By MyRon YoungJune 7, 2016
FORT BELVOIR, Virginia -- Members of the U.S. Army Intelligence and Security Command (INSCOM), along with family members and friends, gathered June 7, to honor the legacy of an Army counterintelligence officer who was killed during the Vietnam War.
Maj. Gen. George J. Franz III, INSCOM commanding general, presided over the ceremony and presented 1st Lt. Dennis Lee Holm's family with Holm's posthumous Military Intelligence Corps Association's (MICA) Lieutenant Colonel Thomas W. Knowlton Award. A conference room in INSCOM's Nolan Building headquarters was also named and dedicated to Holm.
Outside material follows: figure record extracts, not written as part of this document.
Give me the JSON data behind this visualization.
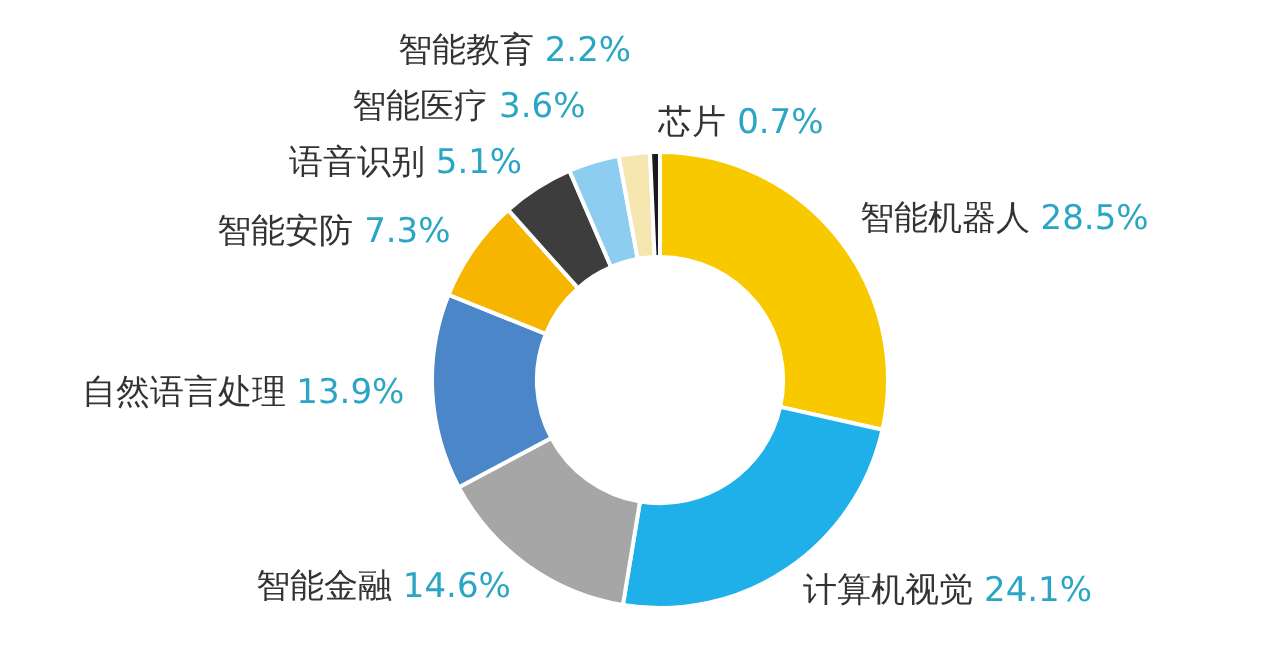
{
  "chart_data": {
    "type": "donut",
    "categories": [
      "智能机器人",
      "计算机视觉",
      "智能金融",
      "自然语言处理",
      "智能安防",
      "语音识别",
      "智能医疗",
      "智能教育",
      "芯片"
    ],
    "values": [
      28.5,
      24.1,
      14.6,
      13.9,
      7.3,
      5.1,
      3.6,
      2.2,
      0.7
    ],
    "value_labels": [
      "28.5%",
      "24.1%",
      "14.6%",
      "13.9%",
      "7.3%",
      "5.1%",
      "3.6%",
      "2.2%",
      "0.7%"
    ],
    "colors": [
      "#f9c900",
      "#1fb0ea",
      "#a6a6a6",
      "#4a86c8",
      "#f7b500",
      "#3d3d3d",
      "#8ccdf0",
      "#f5e6b0",
      "#1a1a1a"
    ],
    "legend": false
  }
}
Holm was deployed to Saigon, Republic of Vietnam, in July 1966, as a CI officer assigned to the 524th Military Intelligence Detachment (CI). Because of his faith and the idea of trying to win the hearts and minds of the Vietnamese people, Holm, a graduate of Creighton University (a Jesuit Catholic University) volunteered to teach English to young Vietnamese and Chinese students at Saint John's Catholic High School, in the Cholon district of Saigon.
On May 22, 1967, while teaching his third session of the day, three Viet Cong terrorists entered the school and killed Holm in front of his students. An investigation revealed that the terrorists were operating on orders from the Chicom Southeast Asian Liberation Central Intelligence Branch and that it was reportedly a deliberate targeting of Holm, who was six weeks away from the end of his deployment.
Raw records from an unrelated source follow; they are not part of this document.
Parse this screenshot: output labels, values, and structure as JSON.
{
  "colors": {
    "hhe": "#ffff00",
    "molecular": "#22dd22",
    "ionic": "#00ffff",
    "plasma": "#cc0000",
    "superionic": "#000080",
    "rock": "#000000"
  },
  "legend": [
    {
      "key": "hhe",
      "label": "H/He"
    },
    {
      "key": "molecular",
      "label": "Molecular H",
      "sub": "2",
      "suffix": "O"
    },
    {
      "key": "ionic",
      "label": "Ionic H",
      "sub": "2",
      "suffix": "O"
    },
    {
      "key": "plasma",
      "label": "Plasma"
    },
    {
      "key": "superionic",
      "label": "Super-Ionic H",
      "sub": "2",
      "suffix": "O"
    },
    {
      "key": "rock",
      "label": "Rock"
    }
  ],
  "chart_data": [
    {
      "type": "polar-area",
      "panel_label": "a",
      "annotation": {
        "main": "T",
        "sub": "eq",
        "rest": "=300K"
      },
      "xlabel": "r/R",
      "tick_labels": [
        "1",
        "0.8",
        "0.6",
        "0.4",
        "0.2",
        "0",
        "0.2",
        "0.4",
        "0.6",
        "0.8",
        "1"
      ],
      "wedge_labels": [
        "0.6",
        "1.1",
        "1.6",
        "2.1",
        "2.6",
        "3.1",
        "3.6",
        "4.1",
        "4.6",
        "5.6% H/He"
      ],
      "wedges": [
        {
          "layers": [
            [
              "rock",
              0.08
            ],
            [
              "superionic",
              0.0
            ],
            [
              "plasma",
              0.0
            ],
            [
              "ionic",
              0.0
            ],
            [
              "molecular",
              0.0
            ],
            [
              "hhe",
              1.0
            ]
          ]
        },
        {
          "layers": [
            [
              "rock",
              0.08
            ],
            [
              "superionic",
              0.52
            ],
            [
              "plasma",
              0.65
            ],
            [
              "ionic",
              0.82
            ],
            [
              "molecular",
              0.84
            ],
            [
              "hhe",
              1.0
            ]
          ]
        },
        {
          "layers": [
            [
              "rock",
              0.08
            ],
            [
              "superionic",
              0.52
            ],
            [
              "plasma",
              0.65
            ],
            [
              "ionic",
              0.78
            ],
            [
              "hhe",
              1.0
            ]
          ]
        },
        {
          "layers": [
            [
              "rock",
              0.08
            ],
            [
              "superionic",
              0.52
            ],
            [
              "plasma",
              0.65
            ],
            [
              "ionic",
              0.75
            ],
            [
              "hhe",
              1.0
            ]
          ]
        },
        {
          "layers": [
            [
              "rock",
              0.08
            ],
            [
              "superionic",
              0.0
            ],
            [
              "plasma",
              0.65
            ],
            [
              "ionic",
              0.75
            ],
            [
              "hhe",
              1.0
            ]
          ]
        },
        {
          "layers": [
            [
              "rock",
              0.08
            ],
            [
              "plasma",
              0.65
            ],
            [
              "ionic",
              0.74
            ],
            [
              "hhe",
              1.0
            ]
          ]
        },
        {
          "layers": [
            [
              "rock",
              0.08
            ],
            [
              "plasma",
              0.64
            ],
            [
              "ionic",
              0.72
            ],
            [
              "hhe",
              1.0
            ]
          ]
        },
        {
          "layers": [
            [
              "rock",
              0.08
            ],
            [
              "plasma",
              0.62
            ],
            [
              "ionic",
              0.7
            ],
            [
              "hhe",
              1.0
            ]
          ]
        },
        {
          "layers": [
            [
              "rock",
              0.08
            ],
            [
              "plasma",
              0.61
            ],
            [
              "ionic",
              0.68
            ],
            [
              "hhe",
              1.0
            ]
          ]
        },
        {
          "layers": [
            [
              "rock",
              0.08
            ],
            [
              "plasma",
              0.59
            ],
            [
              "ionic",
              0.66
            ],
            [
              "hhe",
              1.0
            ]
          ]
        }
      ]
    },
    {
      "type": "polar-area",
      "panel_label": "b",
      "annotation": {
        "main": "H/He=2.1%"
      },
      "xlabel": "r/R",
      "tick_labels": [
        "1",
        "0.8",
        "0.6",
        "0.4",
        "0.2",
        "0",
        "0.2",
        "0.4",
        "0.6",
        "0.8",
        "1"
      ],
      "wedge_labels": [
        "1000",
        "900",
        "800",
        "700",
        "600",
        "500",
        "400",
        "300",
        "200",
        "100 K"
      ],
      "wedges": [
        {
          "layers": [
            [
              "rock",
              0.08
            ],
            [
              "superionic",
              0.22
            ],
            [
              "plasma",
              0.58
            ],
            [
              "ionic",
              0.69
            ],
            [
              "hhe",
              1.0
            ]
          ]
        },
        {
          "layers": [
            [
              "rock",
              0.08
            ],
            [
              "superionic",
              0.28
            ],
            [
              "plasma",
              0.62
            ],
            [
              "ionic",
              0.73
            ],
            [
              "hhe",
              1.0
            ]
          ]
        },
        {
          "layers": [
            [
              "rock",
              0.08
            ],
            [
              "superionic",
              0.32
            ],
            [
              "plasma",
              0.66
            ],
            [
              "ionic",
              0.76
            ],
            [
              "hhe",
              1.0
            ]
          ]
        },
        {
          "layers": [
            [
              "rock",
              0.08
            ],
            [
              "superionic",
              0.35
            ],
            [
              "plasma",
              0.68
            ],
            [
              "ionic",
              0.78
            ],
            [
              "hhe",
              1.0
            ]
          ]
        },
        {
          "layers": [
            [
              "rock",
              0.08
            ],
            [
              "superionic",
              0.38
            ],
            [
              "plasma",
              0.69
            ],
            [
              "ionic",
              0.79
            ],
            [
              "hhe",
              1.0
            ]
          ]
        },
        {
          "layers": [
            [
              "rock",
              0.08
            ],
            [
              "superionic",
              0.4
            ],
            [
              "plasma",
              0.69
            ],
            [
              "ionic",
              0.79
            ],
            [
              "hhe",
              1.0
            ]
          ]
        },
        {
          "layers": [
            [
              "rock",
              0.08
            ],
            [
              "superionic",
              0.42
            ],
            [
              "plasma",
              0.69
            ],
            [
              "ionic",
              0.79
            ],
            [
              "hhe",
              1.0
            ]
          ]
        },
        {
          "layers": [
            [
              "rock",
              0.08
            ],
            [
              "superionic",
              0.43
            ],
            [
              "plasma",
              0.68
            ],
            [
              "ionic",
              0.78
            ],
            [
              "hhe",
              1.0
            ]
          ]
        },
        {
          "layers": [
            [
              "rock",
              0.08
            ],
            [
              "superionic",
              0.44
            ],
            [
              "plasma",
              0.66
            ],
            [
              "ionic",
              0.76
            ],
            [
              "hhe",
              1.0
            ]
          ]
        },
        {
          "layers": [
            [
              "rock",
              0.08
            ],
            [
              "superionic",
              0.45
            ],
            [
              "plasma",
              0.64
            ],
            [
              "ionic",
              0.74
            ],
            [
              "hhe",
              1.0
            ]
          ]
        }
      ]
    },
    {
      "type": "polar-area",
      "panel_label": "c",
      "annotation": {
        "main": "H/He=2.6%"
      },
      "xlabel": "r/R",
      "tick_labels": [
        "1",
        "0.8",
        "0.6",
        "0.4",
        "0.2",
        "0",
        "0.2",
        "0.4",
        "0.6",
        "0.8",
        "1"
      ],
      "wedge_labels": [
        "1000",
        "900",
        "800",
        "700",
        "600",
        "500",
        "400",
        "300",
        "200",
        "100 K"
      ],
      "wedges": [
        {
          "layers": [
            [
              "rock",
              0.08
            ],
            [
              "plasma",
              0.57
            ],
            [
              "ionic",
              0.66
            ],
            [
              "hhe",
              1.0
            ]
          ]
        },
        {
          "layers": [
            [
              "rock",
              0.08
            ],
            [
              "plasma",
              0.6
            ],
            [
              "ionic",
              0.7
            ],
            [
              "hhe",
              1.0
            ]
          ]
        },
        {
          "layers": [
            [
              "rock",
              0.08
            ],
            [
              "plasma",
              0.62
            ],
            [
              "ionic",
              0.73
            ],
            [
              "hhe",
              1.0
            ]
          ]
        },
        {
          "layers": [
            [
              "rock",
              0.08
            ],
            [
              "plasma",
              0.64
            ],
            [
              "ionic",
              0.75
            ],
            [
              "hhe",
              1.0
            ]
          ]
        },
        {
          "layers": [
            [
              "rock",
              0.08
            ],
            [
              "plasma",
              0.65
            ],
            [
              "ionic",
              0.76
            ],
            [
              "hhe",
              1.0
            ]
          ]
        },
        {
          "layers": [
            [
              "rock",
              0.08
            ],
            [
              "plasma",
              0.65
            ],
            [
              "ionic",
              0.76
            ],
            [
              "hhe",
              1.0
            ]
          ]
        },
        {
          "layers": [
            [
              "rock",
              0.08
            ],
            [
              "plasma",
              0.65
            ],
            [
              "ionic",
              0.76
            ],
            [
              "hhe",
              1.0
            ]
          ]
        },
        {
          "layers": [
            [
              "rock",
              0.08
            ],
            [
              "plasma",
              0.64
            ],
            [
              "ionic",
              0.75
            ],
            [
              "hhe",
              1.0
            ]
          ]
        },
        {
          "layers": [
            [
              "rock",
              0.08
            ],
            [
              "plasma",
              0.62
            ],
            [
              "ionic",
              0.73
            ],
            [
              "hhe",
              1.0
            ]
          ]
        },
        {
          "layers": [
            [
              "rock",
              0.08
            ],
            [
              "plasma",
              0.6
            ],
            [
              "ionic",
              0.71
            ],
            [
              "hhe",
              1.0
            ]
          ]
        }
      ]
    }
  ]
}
"Today is about permanence in legacy. It's an honor and our sacred responsibility to pay tribute to and celebrate Lieutenant Holm," Franz said. "It's about our core values. Dennis was a person of faith, honor, courage and commitment - the kind of person we want to lead and represent our Army."
Franz informed attendees that the ceremony is also about Clinton R. Van Zandt who served with Holm in Vietnam and did not let go of the notion that Holm needed to be properly honored.
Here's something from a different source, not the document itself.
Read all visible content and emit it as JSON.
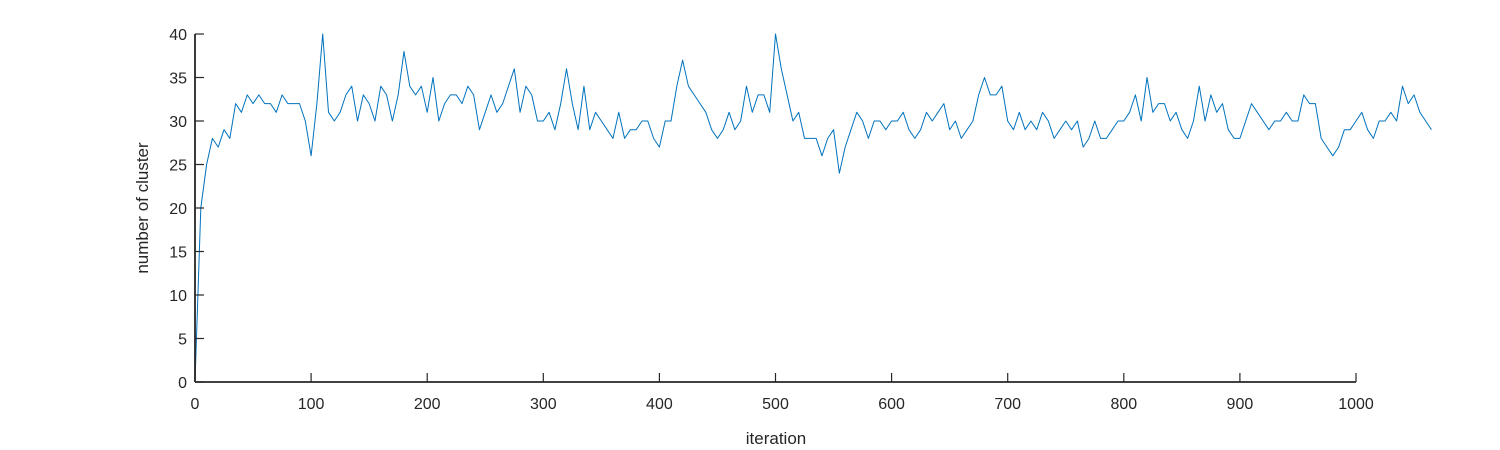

"Today is a celebration of the life of Lieutenant Dennis Holm," Van Zandt said. "I also bring you thoughts and good wishes from General Barry McCaffrey who supported this recognition."
Van Zandt, a senior NBC News law enforcement analyst, met retired Army Gen. Barry McCaffrey at the network's studios and struck up a friendship. Through Van Zandt's tireless efforts reaching out to Army leadership and McCaffrey, who in turn obtained support through Army Vice Chief of Staff Gen. Daniel B. Allyn, the Department of the Army G-2, the Army Intelligence Center of Excellence and INSCOM, the ceremony to recognize Holm was set.
"There are lots of fingerprints on this (recognition) just like Denny Holm's life has touched so many people," Van Zandt added. "Denny wanted to make his year in Vietnam count. He once wrote a letter home saying he was learning more from the children in his class than they were learning from him."
Family members attending the ceremony included Holm's wife Margaret Welch, daughter Erin Holm Welch Thaemlitz, her husband Carl, and their son Andrew. Van Zandt's wife Dianne was also in attendance.
"He was one of many who gave their lives in Vietnam and I'm sure he would appreciate this honor greatly," Welch said.
Welch thanked Van Zandt for starting the process with great perseverance that culminated in the ceremony.
"We have four sons who will carry on my father's legacy of dedication, humility, and service to others," Thaemlitz said.
Following presentation of the Knowlton Award, Holm's family and the Van Zandts were escorted to INSCOM's G2X Conference Room that was dedicated to and named in honor of Holm. INSCOM's G2X is INSCOM's operational staff for CI and Human Intelligence.
To commemorate Holm's legacy, INSCOM developed a scrapbook of photographs, news clippings, and letters. A commemorative plaque and a shadow box containing Holm's photo, awards and decorations are permanently on display in the 1LT Dennis Lee Holm Conference Room.
Welch and Thaemlitz expressed deep gratitude to all of the members of the INSCOM family who had involvement in the effort to honor Holm.
"The work you have all done for this is just amazing." Welch added.
Holm was a Reserve Officer Training Corps (ROTC) student at Creighton University from 1961 to 1965. He married Margaret in his senior year. Graduating as
the class president, Holm chose to serve his country by entering the U.S. Army and
sought assignment in the Intelligence field. He completed Officer's Basic Training at Fort Benning, Georgia, and the Military Intelligence Officer Course at Fort Holabird, Maryland.
According to Welch, Holm planned to attend law school upon completion of military service and enter politics, aspiring to one day run for the U.S. Senate. He is buried in the Black Hills National Cemetery, Sturgis, South Dakota.
The Knowlton Award was established in June 1995, by MICA to recognize individuals who have contributed significantly to the promotion of Military Intelligence. These individuals must have demonstrated the highest standards of integrity and moral character, displayed an outstanding degree of professional competence, and served the U.S. Army Military Intelligence Corps either by military or civilian service.